A la sucesión de actos arbitrarios de la justicia por razones políticas y de favorecimiento al Gobierno de Luis Arce hay que sumar ahora un proceso que lleva adelante la Fiscalía contra dos destacados periodistas bolivianos acusados de presunto daño económico. 

Se trata de los periodistas Andrés Rojas Luna y Adriana Gutiérrez, contra quienes la Fiscalía Especializada Anticorrupción y Legitimación de Ganancias Ilícitas emitió una resolución de imputación formal y el pedido de detención preventiva por seis meses en los penales de San Pedro y Centro de Orientación Femenina de La Paz, respectivamente.

La imputación acusa los dos periodistas y otras cuatro personas de incumplimiento de deberes, contratos lesivos al Estado y conducta antieconómica cuando Rojas era gerente general de Bolivia TV, el canal estatal, durante la gestión de la expresidenta Jeanine Áñez en 2020.

El 30 de diciembre de 2021 fue cuando se presentó la denuncia, que incluye en el delito de presunto daño económico al Estado la contratación del presentador Pablo Llano con un honorario mensual de Bs 11.498 cuando debió percibir supuestamente solo Bs 6.000 al no tener título académico. Llano trabajó apenas cuatro meses en BTV.

El fiscal que presentó la acusación y que ahora solicita la detención preventiva por seis meses en las cárceles paceñas se llama Junior Flores, quien calculó en Bs 84.701, esto es algo más de 12.000 dólares, el presunto daño económico para cubrir el salario de Llano.
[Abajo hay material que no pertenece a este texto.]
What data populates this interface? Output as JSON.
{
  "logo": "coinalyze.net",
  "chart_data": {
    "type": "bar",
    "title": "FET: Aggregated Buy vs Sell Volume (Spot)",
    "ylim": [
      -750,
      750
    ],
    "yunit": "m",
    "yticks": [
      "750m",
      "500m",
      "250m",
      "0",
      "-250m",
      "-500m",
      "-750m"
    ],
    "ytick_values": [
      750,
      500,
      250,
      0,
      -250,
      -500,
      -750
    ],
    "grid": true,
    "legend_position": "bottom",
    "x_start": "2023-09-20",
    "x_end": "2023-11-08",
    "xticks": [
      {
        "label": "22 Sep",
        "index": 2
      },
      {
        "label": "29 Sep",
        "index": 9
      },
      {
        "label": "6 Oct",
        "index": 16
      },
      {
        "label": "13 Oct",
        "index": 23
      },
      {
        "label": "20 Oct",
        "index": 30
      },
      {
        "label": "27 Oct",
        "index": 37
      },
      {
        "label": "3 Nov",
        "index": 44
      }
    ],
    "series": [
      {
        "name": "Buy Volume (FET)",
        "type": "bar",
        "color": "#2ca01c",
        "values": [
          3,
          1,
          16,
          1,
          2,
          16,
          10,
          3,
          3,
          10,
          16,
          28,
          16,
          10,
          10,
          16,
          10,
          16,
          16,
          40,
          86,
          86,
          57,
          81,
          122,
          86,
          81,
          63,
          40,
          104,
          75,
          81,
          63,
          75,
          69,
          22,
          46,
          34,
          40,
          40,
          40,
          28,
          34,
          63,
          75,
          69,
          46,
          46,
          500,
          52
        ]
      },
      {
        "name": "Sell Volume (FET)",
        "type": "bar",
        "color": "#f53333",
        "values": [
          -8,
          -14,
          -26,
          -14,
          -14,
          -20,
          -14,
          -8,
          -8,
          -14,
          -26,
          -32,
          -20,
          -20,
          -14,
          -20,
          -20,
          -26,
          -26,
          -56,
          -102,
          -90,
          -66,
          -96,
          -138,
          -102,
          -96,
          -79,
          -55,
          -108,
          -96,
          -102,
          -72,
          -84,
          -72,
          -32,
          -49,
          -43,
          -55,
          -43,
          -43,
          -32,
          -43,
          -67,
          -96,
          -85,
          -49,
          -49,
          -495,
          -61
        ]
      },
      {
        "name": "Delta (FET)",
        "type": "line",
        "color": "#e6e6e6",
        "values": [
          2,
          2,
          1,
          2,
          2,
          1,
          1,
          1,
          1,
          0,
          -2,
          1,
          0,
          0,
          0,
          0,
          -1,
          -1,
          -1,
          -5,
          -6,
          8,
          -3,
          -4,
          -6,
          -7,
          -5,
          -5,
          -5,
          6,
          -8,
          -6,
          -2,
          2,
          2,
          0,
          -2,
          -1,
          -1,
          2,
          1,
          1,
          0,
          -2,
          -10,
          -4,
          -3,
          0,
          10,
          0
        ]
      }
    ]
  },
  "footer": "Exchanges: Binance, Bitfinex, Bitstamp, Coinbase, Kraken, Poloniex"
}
Flores dijo que el Ministerio Público amplió la investigación ‘contra la persona que se ha favorecido justamente de los salarios abismales, (ya que) el señor Andrés Rojas ha autorizado en un día la modificación del presupuesto y del cargo, que era de Bs 6.000, pero al tratarse de una persona de confianza, se subió a casi Bs 12.000 mensuales’, según sus propias palabras.

Esto quiere decir que el propio Llano está incluido en el proceso, quien sin embargo se encuentra fuera del país, por lo que se le hará la notificación por edicto, dijo el fiscal Flores.
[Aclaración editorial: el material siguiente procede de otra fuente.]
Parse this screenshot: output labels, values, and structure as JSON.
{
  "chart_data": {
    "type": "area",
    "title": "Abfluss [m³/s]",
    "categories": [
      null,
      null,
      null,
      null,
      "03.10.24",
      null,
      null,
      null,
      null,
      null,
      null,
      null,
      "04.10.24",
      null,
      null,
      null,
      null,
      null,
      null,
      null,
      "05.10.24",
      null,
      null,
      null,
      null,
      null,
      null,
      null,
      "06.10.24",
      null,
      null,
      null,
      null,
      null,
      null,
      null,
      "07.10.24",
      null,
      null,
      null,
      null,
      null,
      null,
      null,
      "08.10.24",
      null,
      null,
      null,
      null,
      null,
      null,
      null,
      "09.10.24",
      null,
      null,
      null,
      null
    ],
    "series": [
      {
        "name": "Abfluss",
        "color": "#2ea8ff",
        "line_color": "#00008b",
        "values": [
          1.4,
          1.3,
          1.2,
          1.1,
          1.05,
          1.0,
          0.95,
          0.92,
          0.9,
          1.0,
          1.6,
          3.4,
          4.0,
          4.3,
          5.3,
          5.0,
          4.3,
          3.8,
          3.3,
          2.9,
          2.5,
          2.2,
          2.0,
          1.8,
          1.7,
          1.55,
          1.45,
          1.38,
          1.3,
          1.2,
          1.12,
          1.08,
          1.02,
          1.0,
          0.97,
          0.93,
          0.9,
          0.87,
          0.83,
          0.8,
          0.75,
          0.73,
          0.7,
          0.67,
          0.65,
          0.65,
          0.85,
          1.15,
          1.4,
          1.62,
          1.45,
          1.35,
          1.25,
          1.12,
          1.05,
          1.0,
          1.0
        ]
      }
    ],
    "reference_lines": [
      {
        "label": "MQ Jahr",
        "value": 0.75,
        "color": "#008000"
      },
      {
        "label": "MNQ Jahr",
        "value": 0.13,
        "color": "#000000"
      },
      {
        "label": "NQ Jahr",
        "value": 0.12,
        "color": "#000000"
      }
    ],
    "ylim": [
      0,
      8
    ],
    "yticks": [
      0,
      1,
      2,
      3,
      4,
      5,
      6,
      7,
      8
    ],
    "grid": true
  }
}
En caso de continuar el proceso y de dictarse una sentencia, los acusados recibirían penas que van de cinco a diez años de prisión
El proceso iniciado por el fiscal Flores tiene todas las condiciones para ser considerado un caso de abuso del poder político contra periodistas y por extensión contra el trabajo de los medios de comunicación del país, por lo que representa una amenaza contra la libertad de expresión y de prensa.

Pedir seis meses de detención preventiva y procesar a periodistas para darles hasta diez años de cárcel por una dudosa irregularidad administrativa, que de confirmarse sería de una proporción ridícula e insignificante, no puede ser entendido solo como una desproporcionada acusación, sino también como una persecución judicial, un amedrentamiento al conjunto de los periodistas, que con su trabajo diario incomodan al poder político, igual que ocurría en las dictaduras militares o los gobiernos de derecha del pasado.
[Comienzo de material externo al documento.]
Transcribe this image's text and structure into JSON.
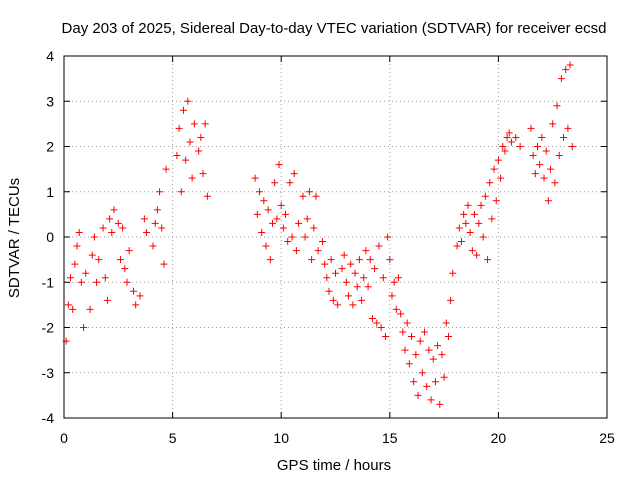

El proceso se inscribe además en el conjunto de nuevas acciones que vienen emprendiendo el Ejecutivo en alianza con la justicia y la fiscalía que ellos controlan, en una especie de etapa de arremetida represora contra la prensa y los sectores que no piensan igual que el partido gobernante, como el caso de los cocaleros de Adepcoca, donde la Policía actuó con una violencia desmedida, criticada incluso por el sistema de Naciones Unidas.

Si hubiera que procesar a todos los funcionarios sin títulos o con títulos falsificados contratados durante los gobiernos de Evo Morales, o los millonarios daños económicos al estado de esos años, no alcanzarían los juzgados ni los fiscales de toda América Latina para hacer justicia en todos esos casos.